Pedro Geromel e Walter Kannemann formam uma das duplas defensivas mais sólidas do Brasil, mas a grande quantidade de jogos no calendário do Grêmio, as viagens deles originadas e eventuais lesões fazem com o que a equipe poupe um dos atletas – ou ambos – em algumas partidas. Quando isso ocorre, a ausência de um substituto à altura é um assunto que sempre ressurge. Com a lesão dos reservas imediatos, Marcelo Oliveira e Paulo Miranda, o time tem apostado no deslocamento de jogadores de suas funções originais, mas admite a necessidade de contratar um zagueiro. O presidente do clube, Romildo Bolzan Jr., estima que a busca por um reforço para a posição tenha um desfecho somente na metade do ano. Este é o prazo com o qual direção trabalha para resolver a questão.
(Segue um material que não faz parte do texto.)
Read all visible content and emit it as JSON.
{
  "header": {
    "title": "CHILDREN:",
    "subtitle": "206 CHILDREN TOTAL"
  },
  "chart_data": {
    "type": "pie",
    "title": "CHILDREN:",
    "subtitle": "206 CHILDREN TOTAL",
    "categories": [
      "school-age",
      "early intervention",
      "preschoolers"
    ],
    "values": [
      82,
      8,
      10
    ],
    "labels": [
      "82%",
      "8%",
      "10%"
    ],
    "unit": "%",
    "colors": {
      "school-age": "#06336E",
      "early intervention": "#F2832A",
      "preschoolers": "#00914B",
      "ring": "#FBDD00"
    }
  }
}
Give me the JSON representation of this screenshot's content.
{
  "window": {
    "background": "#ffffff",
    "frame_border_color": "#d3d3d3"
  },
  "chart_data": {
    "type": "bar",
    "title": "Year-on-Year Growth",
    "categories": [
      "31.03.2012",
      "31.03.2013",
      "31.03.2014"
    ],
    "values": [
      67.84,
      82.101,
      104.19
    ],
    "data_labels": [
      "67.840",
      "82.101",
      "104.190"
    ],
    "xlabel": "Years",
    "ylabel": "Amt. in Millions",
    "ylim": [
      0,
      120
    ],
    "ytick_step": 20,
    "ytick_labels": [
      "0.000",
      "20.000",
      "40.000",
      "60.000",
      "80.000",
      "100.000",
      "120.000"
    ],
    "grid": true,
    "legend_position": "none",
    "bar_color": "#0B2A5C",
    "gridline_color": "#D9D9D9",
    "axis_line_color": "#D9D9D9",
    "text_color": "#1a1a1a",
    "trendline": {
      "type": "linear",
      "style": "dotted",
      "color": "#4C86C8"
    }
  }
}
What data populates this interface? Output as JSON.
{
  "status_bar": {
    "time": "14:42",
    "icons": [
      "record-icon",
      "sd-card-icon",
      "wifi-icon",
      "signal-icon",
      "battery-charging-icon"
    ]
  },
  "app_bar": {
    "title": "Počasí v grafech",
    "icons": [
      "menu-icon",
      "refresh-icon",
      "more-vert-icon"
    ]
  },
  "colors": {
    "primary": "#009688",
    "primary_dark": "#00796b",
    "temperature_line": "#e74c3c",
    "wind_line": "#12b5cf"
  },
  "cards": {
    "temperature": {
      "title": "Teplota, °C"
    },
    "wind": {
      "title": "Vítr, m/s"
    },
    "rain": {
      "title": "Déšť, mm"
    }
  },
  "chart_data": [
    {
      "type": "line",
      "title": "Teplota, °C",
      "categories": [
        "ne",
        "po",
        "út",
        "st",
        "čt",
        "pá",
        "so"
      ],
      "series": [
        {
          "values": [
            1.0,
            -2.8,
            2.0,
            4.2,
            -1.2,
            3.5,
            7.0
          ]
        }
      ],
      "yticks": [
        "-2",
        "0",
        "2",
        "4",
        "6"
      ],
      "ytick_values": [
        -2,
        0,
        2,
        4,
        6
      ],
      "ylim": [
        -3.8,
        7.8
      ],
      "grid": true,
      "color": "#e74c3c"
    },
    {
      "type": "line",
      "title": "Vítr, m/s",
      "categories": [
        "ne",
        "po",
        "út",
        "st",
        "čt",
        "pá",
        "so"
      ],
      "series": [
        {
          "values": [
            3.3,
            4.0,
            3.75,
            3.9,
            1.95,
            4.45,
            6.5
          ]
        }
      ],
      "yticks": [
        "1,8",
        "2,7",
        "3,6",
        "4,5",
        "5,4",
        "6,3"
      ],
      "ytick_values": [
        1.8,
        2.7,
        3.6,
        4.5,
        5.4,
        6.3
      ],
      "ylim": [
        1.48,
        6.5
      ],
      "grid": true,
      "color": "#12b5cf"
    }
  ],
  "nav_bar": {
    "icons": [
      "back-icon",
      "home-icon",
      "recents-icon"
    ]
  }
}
“A gente precisa de um zagueiro não só do ponto de vista de qualidade como também de quantidade. Mas reforços (no plural), não. Isso é um problema do Grêmio. Vamos ter um zagueiro, mas o nosso prazo é o meio do ano, quando vier janela e na Libertadores pudermos inscrever jogadores novos.  Na metade do ano vamos conseguir completar o elenco”, afirma o dirigente, que também considera que a equipe “tem um plantel extremamente suficiente”. “Teremos a complementação inclusive para o segundo momento da Copa do Brasil, se nós passarmos da primeira fase. A pressa é nossa, não tem porque ficar cobrando desde o ano passado. Nós sabemos o que precisamos fazer”, garante.

Romildo ainda ressalta que não é o empate com o Avaí por 1 a 1, no Estádio da Ressacada, pela segunda rodada do Campeonato Brasileiro, “que vai dizer que precisamos reforçar o plantel”. “Reforços (no plural), não. O Grêmio poderia ter vencido e fez um gol contra. O lance do Avaí sempre foi uma bola cruzada. Tínhamos a situação para vencer a partida. Foi um jogo duro. O empate fora de casa é um resultado de campanha”, diz, completando que o clube terá de recuperar a derrota para o Santos na Arena, ainda na abertura da competição.

O vice de futebol do Tricolor, Duda Kroeff, afirma que “não há desespero”, ainda que exista a prioridade na contratação de um zagueiro. “Temos que contratar um zagueiro e não estamos atrasados. Hoje, não tem nenhum negócio que possamos dizer que esteja quase fechado. Estamos num processo de avaliar qual é o melhor negócio para o Grêmio. Vamos fazer a coisa com calma e bem feita, como se faz aqui”, avalia. Ele ainda relata que a direção e comissão técnica “confiam muito no Michel e no Rômulo”, que atuam fora de suas posições de origem. “Também tem o Paulo voltando de lesão. Temos a melhor zaga do Brasil com Geromel e Kannemann. Acho que estamos bem, tanto que fomos campeões gaúchos”, defende.